2.4 The current position in social theory is results from both an admixture of the previous theories, nuanced perspective, especially in including the role of communication and moral development (Habermas), critical reflections on ethnocentric evaluations (Chandra Roy, Fei Xiaotong; albiet with ongoing and further commitment to universal human rights), and increasingly the role of information technology (Castells). Broad social formations (primitive, traditional, modern) are tied with both the means of production (gathering, agriculture, industrial) and communication (spoken, writing, print) with ambiguous results, along with a nascent postmodern possibility.
2.4.1 The following schema provides an overview:
Social formation | Principle of Organisation | System Institution | Crisis Tendency | Means of Communication | Mode of Consciousness
Primitive | Foraging | Kinship (Sex/Age) | Tribal | External Nature | Speech | Mythic
Traditional | Agricultural | Political Rank | Church and State | Social Identity | Written | Religious
Modern | Industrial | Economic Class | Political and Economic Autonomous Subsystems | System Generated | Printed | Secular

3. Discontent to Social Development
3.1 The individual rejection of civilisation was explored by Sigmund Freud, the original 1930 German "Das Unbehagen in der Kultur" (The Uneasiness in Culture). Freud argues that there is a tension between the conformity of civilization (whether through legal norms or cultural expectations) and the individual's desire for instinctual freedom. In many cases these are obviously necessary for social cohesion and development. Thus civilization both provides the material sources for happiness yet also induces neuroses. A very important further contribution to this theme was Herbert Marcuse's "Eros and Civilization" (1955). Marcuse provides an psychological allegory to the economics of Marx's surplus value with the idea of 'surplus repression'. In Marcuse some repression is necessary for societal ordering and development, but too much leads to sociopathologies and political oppression.
3.2 With a distant connection to 'golden age' or 'sat yuga' ideals modernity saw the introduction of the idea that human beings are inherently good but are corrupted by civilisation (e.g., 'money is the root of all evil') hence the "noble savage", a position identified with Anthony Ashley-Cooper (1699), Jean-Jaques Rousseau (1754), Benjamin Franklin (1784).
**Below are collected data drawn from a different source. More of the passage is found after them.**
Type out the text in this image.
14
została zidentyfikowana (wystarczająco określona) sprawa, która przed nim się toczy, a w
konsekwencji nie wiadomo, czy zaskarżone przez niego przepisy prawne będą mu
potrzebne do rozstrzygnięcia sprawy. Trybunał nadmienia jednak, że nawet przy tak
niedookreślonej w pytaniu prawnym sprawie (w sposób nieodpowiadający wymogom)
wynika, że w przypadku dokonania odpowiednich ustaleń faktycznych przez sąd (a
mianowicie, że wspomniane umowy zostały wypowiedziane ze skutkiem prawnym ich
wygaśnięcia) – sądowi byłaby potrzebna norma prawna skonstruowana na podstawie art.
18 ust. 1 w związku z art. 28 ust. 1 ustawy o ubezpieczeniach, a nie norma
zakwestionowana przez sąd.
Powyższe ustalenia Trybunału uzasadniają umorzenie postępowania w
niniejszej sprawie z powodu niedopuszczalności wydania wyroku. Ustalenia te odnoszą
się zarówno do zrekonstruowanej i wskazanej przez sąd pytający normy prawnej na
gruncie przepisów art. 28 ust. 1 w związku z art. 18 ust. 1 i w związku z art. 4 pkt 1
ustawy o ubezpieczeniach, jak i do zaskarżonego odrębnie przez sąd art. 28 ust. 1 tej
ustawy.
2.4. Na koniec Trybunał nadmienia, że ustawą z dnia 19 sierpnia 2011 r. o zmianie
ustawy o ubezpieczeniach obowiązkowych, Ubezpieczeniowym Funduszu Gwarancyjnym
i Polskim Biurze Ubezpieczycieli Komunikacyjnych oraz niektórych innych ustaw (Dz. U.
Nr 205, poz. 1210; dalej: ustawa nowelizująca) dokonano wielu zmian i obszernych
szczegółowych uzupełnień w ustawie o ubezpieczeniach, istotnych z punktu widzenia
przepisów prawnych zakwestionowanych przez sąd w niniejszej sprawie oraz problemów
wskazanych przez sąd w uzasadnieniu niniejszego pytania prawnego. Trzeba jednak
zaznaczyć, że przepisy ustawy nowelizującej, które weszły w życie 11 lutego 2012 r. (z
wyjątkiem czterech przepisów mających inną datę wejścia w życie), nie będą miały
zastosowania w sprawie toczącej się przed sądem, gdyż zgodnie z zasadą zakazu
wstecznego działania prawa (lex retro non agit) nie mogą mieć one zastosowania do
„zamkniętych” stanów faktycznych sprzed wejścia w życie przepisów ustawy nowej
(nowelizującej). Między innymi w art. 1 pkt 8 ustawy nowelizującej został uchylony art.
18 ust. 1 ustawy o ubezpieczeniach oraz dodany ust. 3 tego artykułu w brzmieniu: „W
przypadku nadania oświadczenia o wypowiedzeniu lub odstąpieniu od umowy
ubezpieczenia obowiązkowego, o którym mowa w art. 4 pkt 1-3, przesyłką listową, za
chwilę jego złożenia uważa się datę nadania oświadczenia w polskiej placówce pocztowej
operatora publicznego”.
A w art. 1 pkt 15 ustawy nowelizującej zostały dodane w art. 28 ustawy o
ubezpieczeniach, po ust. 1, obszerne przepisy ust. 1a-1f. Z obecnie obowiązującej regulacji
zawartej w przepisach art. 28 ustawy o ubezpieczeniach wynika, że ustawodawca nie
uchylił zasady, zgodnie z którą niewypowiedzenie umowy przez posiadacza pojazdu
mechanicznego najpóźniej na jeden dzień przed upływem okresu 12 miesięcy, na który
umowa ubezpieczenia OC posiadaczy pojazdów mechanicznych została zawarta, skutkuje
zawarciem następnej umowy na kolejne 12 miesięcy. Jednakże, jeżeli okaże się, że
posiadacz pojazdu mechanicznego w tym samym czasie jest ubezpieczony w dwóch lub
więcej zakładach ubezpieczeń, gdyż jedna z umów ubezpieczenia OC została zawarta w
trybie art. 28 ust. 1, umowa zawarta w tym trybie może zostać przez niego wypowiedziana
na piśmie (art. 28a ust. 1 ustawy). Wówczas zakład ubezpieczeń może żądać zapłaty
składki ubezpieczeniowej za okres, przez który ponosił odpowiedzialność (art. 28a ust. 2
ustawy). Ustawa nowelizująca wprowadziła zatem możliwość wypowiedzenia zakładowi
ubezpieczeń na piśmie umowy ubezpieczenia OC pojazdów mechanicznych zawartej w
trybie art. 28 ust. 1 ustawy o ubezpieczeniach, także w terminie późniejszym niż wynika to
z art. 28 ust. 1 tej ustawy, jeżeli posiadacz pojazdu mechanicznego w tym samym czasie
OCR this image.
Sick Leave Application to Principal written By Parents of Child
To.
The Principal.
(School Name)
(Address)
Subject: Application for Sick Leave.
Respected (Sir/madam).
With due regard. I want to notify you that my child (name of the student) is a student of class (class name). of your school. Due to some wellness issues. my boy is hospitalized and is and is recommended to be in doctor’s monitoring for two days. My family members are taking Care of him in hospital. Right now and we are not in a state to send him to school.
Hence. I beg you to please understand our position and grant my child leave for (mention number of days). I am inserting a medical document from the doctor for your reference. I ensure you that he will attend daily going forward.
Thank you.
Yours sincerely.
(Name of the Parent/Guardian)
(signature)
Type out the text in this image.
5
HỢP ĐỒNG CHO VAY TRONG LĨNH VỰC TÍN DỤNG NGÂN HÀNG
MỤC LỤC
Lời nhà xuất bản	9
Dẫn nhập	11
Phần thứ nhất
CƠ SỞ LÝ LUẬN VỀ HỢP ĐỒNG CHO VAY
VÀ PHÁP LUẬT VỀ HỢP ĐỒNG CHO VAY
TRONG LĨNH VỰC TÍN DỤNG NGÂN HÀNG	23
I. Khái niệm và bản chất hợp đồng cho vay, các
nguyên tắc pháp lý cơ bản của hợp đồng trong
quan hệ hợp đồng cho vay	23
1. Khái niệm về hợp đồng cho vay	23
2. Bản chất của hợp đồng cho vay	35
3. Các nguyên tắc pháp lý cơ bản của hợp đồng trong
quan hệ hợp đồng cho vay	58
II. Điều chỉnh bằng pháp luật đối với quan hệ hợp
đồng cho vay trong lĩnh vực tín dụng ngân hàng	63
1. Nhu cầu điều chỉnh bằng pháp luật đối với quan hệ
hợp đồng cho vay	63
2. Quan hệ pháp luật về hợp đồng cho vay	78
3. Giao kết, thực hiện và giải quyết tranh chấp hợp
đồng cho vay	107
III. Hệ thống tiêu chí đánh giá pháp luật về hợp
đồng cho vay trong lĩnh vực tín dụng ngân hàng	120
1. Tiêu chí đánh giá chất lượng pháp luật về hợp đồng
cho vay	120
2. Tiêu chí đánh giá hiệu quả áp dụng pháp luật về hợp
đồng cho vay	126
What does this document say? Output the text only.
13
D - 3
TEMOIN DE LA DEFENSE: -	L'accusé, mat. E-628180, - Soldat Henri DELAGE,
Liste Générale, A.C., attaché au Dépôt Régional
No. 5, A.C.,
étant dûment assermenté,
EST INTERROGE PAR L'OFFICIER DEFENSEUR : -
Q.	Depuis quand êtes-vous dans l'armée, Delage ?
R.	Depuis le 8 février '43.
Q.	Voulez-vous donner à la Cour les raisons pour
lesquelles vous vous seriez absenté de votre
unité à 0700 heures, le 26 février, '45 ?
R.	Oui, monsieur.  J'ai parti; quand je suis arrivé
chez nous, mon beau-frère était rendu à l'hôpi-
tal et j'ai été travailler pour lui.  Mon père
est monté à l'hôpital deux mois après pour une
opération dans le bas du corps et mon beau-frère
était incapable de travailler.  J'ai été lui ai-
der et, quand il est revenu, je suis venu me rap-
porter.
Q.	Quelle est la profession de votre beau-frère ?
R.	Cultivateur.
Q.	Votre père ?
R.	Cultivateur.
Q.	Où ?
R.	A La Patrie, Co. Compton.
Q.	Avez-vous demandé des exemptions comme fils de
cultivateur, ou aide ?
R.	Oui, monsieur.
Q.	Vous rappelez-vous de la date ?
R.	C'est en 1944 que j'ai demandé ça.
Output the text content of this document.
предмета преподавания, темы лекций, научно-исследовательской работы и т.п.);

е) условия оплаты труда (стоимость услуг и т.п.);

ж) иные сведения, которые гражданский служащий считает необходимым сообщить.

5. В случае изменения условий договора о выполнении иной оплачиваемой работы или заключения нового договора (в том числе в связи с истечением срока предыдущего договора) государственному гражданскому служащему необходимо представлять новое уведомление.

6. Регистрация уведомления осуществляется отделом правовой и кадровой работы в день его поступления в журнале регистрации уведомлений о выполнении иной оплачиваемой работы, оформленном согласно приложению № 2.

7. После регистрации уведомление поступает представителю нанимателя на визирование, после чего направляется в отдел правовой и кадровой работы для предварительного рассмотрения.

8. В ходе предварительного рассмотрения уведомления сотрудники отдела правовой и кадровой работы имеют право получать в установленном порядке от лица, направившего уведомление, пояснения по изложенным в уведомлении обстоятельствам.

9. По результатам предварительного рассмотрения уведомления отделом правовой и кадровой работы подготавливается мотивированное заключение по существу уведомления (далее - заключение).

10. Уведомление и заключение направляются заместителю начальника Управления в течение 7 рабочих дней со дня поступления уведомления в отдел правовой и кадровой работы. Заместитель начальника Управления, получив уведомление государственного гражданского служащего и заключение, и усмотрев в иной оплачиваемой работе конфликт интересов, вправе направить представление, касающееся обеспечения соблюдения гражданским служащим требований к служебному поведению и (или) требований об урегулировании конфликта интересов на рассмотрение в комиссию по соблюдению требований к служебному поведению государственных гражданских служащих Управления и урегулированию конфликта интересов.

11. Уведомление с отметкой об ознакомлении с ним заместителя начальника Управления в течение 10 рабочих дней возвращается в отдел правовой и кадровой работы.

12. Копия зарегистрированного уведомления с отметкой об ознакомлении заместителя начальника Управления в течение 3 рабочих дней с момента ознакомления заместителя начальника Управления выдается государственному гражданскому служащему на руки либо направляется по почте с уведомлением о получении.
"The first man who, having fenced in a piece of land, said "This is mine," and found people naïve enough to believe him, that man was the true founder of civil society. From how many crimes, wars, and murders, from how many horrors and misfortunes might not any one have saved mankind, by pulling up the stakes, or filling up the ditch, and crying to his fellows: Beware of listening to this impostor; you are undone if you once forget that the fruits of the earth belong to us all, and the earth itself to nobody."
- Jean-Jacques Rousseau, Discourse on Inequality, 1754

This concept finds a contemporary expression in anarcho-primitivism, a political perspective which is explicitly against civilization, claiming that agricultural civilization onwards is inherently oppressive, and advocates a return to a hunter-gatherers society. On noted advocate, Zerzan has also argued against the concept of time, abstract symbolic thought (e.g., mathematics, art) and even language itself.